Homelessness needs to be addressed if governments really want to Close the Gap by 2030, according to Public Health Association of Australia CEO Michael Moore.
A report published today in the Medical Journal of Australia illustrates the impact of homelessness on Aboriginal people who frequently presented at hospital.
The case-control study examined presentations for serious issues at the Emergency Department of the Katherine Hospital in the Northern Territory.
“These shocking statistics illustrate that homelessness is a key social determinants of health which is made more complicated by the remoteness of the area, chronic disease and misuse of alcohol,” says Moore.
“However, the paper also illustrates that the most fundamental health issue is housing.
“This is not just about Katherine Hospital; the issue needs to be attacked seriously across the NT and all of Australia for a chance to improve the living standards for Aboriginal and Torres Strait Islander peoples,” he says.
“Official figures suggest that more than 7% of Aboriginal and Torres Strait Islander people are homeless in the NT, a rate that is about 15 times more than the national average.
“However, anecdotal evidence suggests that even these appalling figures are a significant under-estimate,” he says
The ABC Without a Home Fact File, released in 2011, shows more than half of homeless Indigenous Australians are located in the NT and 70% in remote or very rural areas. The Fact File also shows homeless services only accommodated for 3.7% of all homeless people in the NT.
“The report in the MJA, by Simon Quilty and others, provides solid evidence which means the impact of homelessness on health can’t be put on the back burner anymore, nor dismissed with terms such as ‘long-grassers’,” says Moore.

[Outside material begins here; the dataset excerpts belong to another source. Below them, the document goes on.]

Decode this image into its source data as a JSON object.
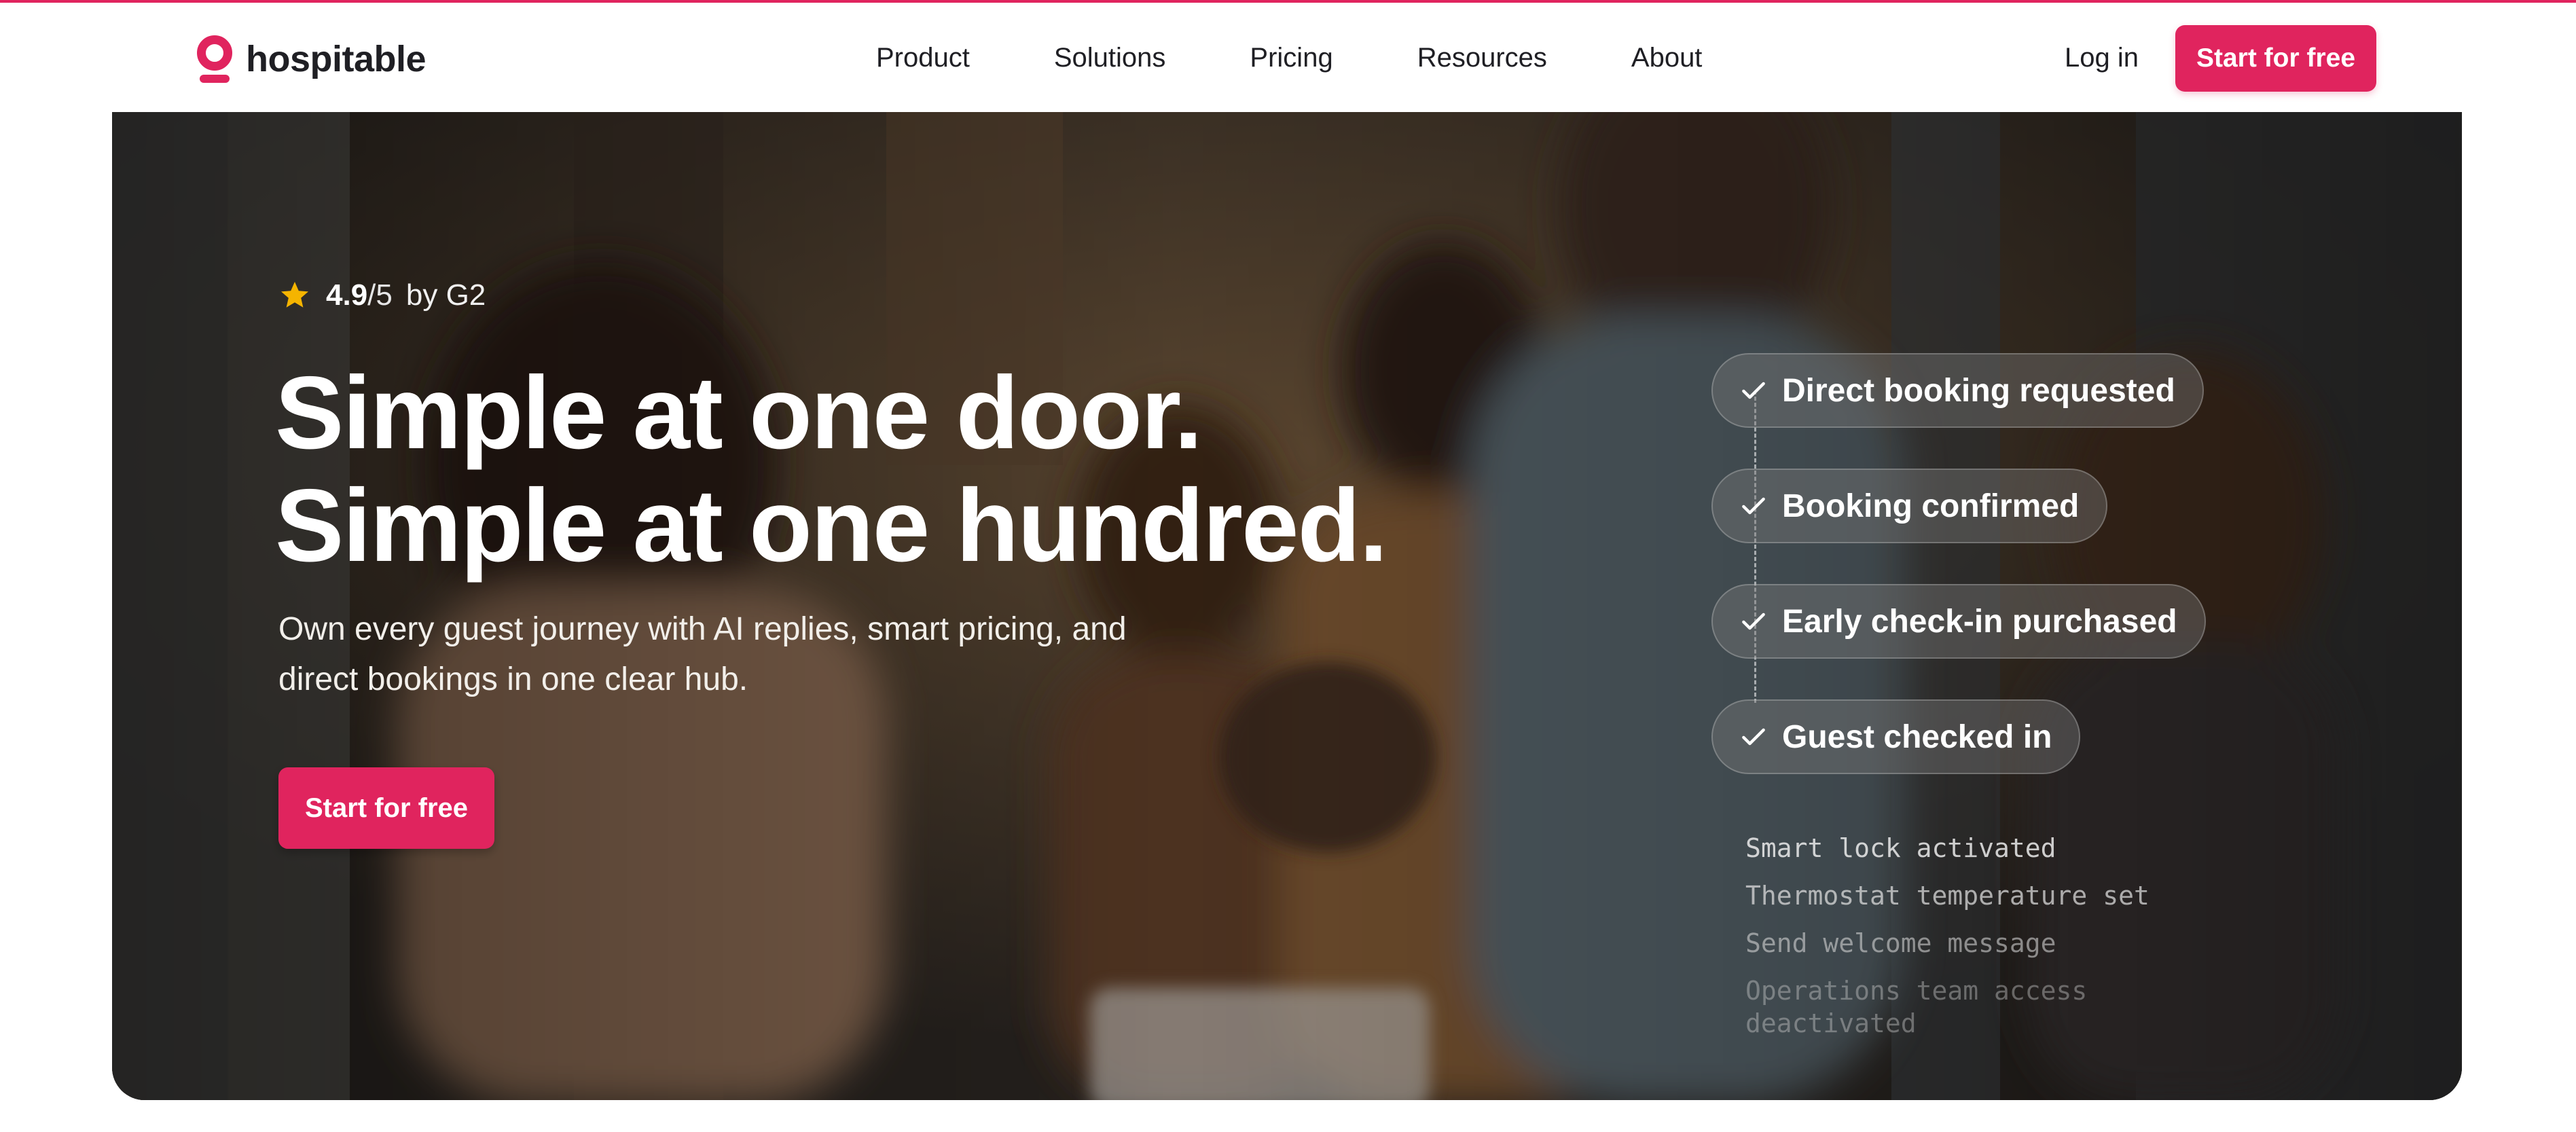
{
  "header": {
    "logo_text": "hospitable",
    "nav": [
      "Product",
      "Solutions",
      "Pricing",
      "Resources",
      "About"
    ],
    "login_label": "Log in",
    "cta_label": "Start for free"
  },
  "hero": {
    "rating": {
      "score": "4.9",
      "out_of": "/5",
      "by": "by G2"
    },
    "headline": [
      "Simple at one door.",
      "Simple at one hundred."
    ],
    "subtitle": "Own every guest journey with AI replies, smart pricing, and direct bookings in one clear hub.",
    "cta_label": "Start for free",
    "timeline": [
      "Direct booking requested",
      "Booking confirmed",
      "Early check-in purchased",
      "Guest checked in"
    ],
    "tasks": [
      "Smart lock activated",
      "Thermostat temperature set",
      "Send welcome message",
      "Operations team access deactivated"
    ]
  },
  "colors": {
    "brand": "#e0245e",
    "star": "#f5b400"
  }
}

“To target the homeless rates and improve indigenous health, a sophisticated framework needs to be put in place to address the specific needs of the rural and remote areas especially in the NT.
“We need to be inclusive and think about how new living spaces can be implemented and used,” says Moore.
“Reducing the homelessness rate is a driving factor to closing the gap. If the living standards of Aboriginal and Torres Strait Islander people can be improved, other issues including alcohol and imprisonment rates will decrease.
“Rather than draconian laws like mandatory detention, priority ought to be given to housing. Or will it take a Royal Commission before we find a way to house our people?
“Katherine Hospital, for its part, has instituted targeted interventions. However, to really make a difference and improve public health it is important to focus on all factors contributing to poor health and wellbeing. Homelessness is fundamental.
“This generation of Australians has the opportunity and responsibility to close the health gap which has affected our nation for too long.”